474 - Pérolas e Diamantes: Confusões
Paul Mason, uma das vozes internacionais mais críticas do sistema capitalista neoliberal, tem um novo livro (Um Futuro Livre e Radioso – Uma defesa apaixonada da humanidade) onde medita sobre a desumanização que transforma os cidadãos em clientes, reduzidos à sua funcionalidade económica, ao mesmo tempo que alerta para o risco da humanidade ser suplantado pela inteligência artificial (IA). No fundo, é a sujeição dos indivíduos às forças do mercado.
Difunde-se na política e na economia o medo, e utiliza-se o ressentimento como forma de manter os privilégios e as hierarquias.
A globalização revela desequilíbrios e os sistemas económicos ficam sem controlo. O mundo é cada vez mais um lugar musculado, desordenado, instável e desigual.
Com a crise de 2008, o sistema de mercado livre implodiu, resultando daí um conflito entre uma elite neoliberal, que não quer perder privilégios, e uma esquerda que não consegue dar uma resposta satisfatória aos novos desafios. No meio estão os cidadãos em estado de confusão, reduzidos à sua funcionalidade económica.
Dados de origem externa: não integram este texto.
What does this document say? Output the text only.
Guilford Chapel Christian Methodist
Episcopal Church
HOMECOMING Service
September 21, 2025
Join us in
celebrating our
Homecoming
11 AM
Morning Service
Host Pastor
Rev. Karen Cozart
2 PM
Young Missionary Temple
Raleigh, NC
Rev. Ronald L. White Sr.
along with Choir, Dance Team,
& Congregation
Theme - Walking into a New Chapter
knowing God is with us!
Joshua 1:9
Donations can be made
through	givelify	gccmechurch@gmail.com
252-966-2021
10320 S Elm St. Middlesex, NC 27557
A direita ultraliberal, entretanto, entrou em pânico, e com razão, pois já não consegue manter a sociedade unida e luta desesperadamente para continuar a garantir que as hierarquias não se dissolvem.
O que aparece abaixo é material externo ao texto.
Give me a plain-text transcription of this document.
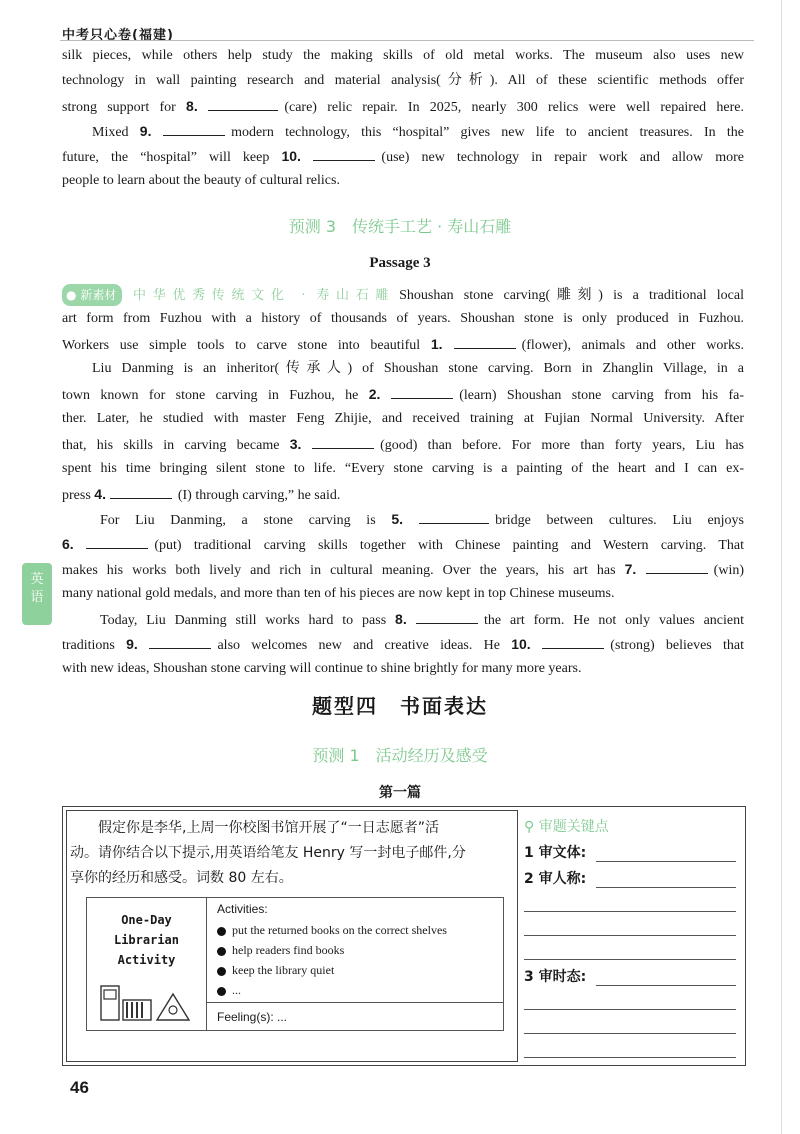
中考只心卷(福建)
silk pieces, while others help study the making skills of old metal works. The museum also uses new
technology in wall painting research and material analysis(分析). All of these scientific methods offer
strong support for 8.	(care) relic repair. In 2025, nearly 300 relics were well repaired here.
Mixed 9.	modern technology, this “hospital” gives new life to ancient treasures. In the
future, the “hospital” will keep 10.	(use) new technology in repair work and allow more
people to learn about the beauty of cultural relics.
预测 3　传统手工艺 · 寿山石雕
Passage 3
● 新素材 中华优秀传统文化 · 寿山石雕 Shoushan stone carving(雕刻) is a traditional local
art form from Fuzhou with a history of thousands of years. Shoushan stone is only produced in Fuzhou.
Workers use simple tools to carve stone into beautiful 1.	(flower), animals and other works.
Liu Danming is an inheritor(传承人) of Shoushan stone carving. Born in Zhanglin Village, in a
town known for stone carving in Fuzhou, he 2.	(learn) Shoushan stone carving from his fa-
ther. Later, he studied with master Feng Zhijie, and received training at Fujian Normal University. After
that, his skills in carving became 3.	(good) than before. For more than forty years, Liu has
spent his time bringing silent stone to life. “Every stone carving is a painting of the heart and I can ex-
press 4.	(I) through carving,” he said.
For Liu Danming, a stone carving is 5.	bridge between cultures. Liu enjoys
6.	(put) traditional carving skills together with Chinese painting and Western carving. That
makes his works both lively and rich in cultural meaning. Over the years, his art has 7.	(win)
many national gold medals, and more than ten of his pieces are now kept in top Chinese museums.
Today, Liu Danming still works hard to pass 8.	the art form. He not only values ancient
traditions 9.	also welcomes new and creative ideas. He 10.	(strong) believes that
with new ideas, Shoushan stone carving will continue to shine brightly for many more years.
英
语
题型四　书面表达
预测 1　活动经历及感受
第一篇
假定你是李华,上周一你校图书馆开展了“一日志愿者”活
动。请你结合以下提示,用英语给笔友 Henry 写一封电子邮件,分
享你的经历和感受。词数 80 左右。
One-Day
Librarian
Activity
Activities:
put the returned books on the correct shelves
help readers find books
keep the library quiet
...
Feeling(s): ...
⚲ 审题关键点
1 审文体:
2 审人称:
3 审时态:
46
Os seus líderes, com especial relevo para Trump, revelam desdém pelos direitos humanos universais, medo pela liberdade, fazendo finca-pé no negacionismo ambiental. Vivem da idolatria e do autoritarismo, tentando fragmentar a ordem mundial.
Querem passar da ordem ao caos.
Tudo fazem para que os cidadãos quebrem a sua confiança em relação à democracia e à política. Sendo capitalistas, abominam o capitalismo estatal, defendendo um capitalismo sem Estado.
Nessa luta, estigmatizam os meios de comunicação que lhes não são fiéis. Em troca, fabricam a toda a hora notícias falsas.
Esta postura política tornou a diplomacia e a política doméstica imprevisíveis.
Esta forma de neoliberalismo nacional, transformou-se num ataque global ao pensamento e à ciência, à lógica e à definição de políticas sustentáveis.
Toda esta confusão resultou em medo, legitimando a violência da extrema-direita, criando uma narrativa racista, misógina e nacionalista. Esta corrente populista sobrepõe-se à lógica e à verdade. A responsabilidade passou a ser relativa.
O neoliberalismo está controlado pelos monopolistas e especuladores. O vício é o de sempre: proteger a riqueza daqueles que já a possuem, reproduzindo as desigualdades.
É necessário reformar o capitalismo para se poder vencer as mudanças climáticas.
Mas existe outro fator de preocupação relacionado com o crescimento do pós-humanismo em todos os aspetos da nossa vida.
Olhares
O controle que se faz dos nossos comportamentos através de algoritmos ou da inteligência artificial, apesar de estar ainda no início, levanta problemas de privacidade, vigilância e liberdade.
Claro que à esquerda também existem tentativas de reciclar o bolchevismo. Por exemplo, Alan Badiou ou Slavoj Zizek, andam a tentar reformar a palavra comunismo. Mas parece ser tarefa impossível.
Basta ir a alguns países onde reinou o “socialismo real” para se perceber que ainda existem pessoas com uma memória viva do comunismo, que o comparam ao fascismo. E o regime comunista da China é até motivo de chacota, por ser uma mistura de autoritarismo, marxismo, confucionismo e contabilidade.
Paul Mason defende que é necessário pensar numa transição do capitalismo, assente numa economia colaborativa e partilhada, “onde seja possível viver numa sociedade sem trabalho automatizado e mais igualitária”.
O seu sonho é ver uma comunidade “sem pobreza, onde a propriedade e as hierarquias não são o mais relevante e em que todos dispõem de tempo livre para desenvolver o seu potencial humano e possuem recursos materiais suficientes para viver”.
Defende, para isso, a necessidade de uma nova esquerda, resiliente, assente num humanismo radical, capaz de requalificar a política. Ele acredita que tal vai acontecer. Eu tenho a minhas dúvidas, pois a ideologia neoliberal e a dominação algorítmica não se vencem com duas tretas.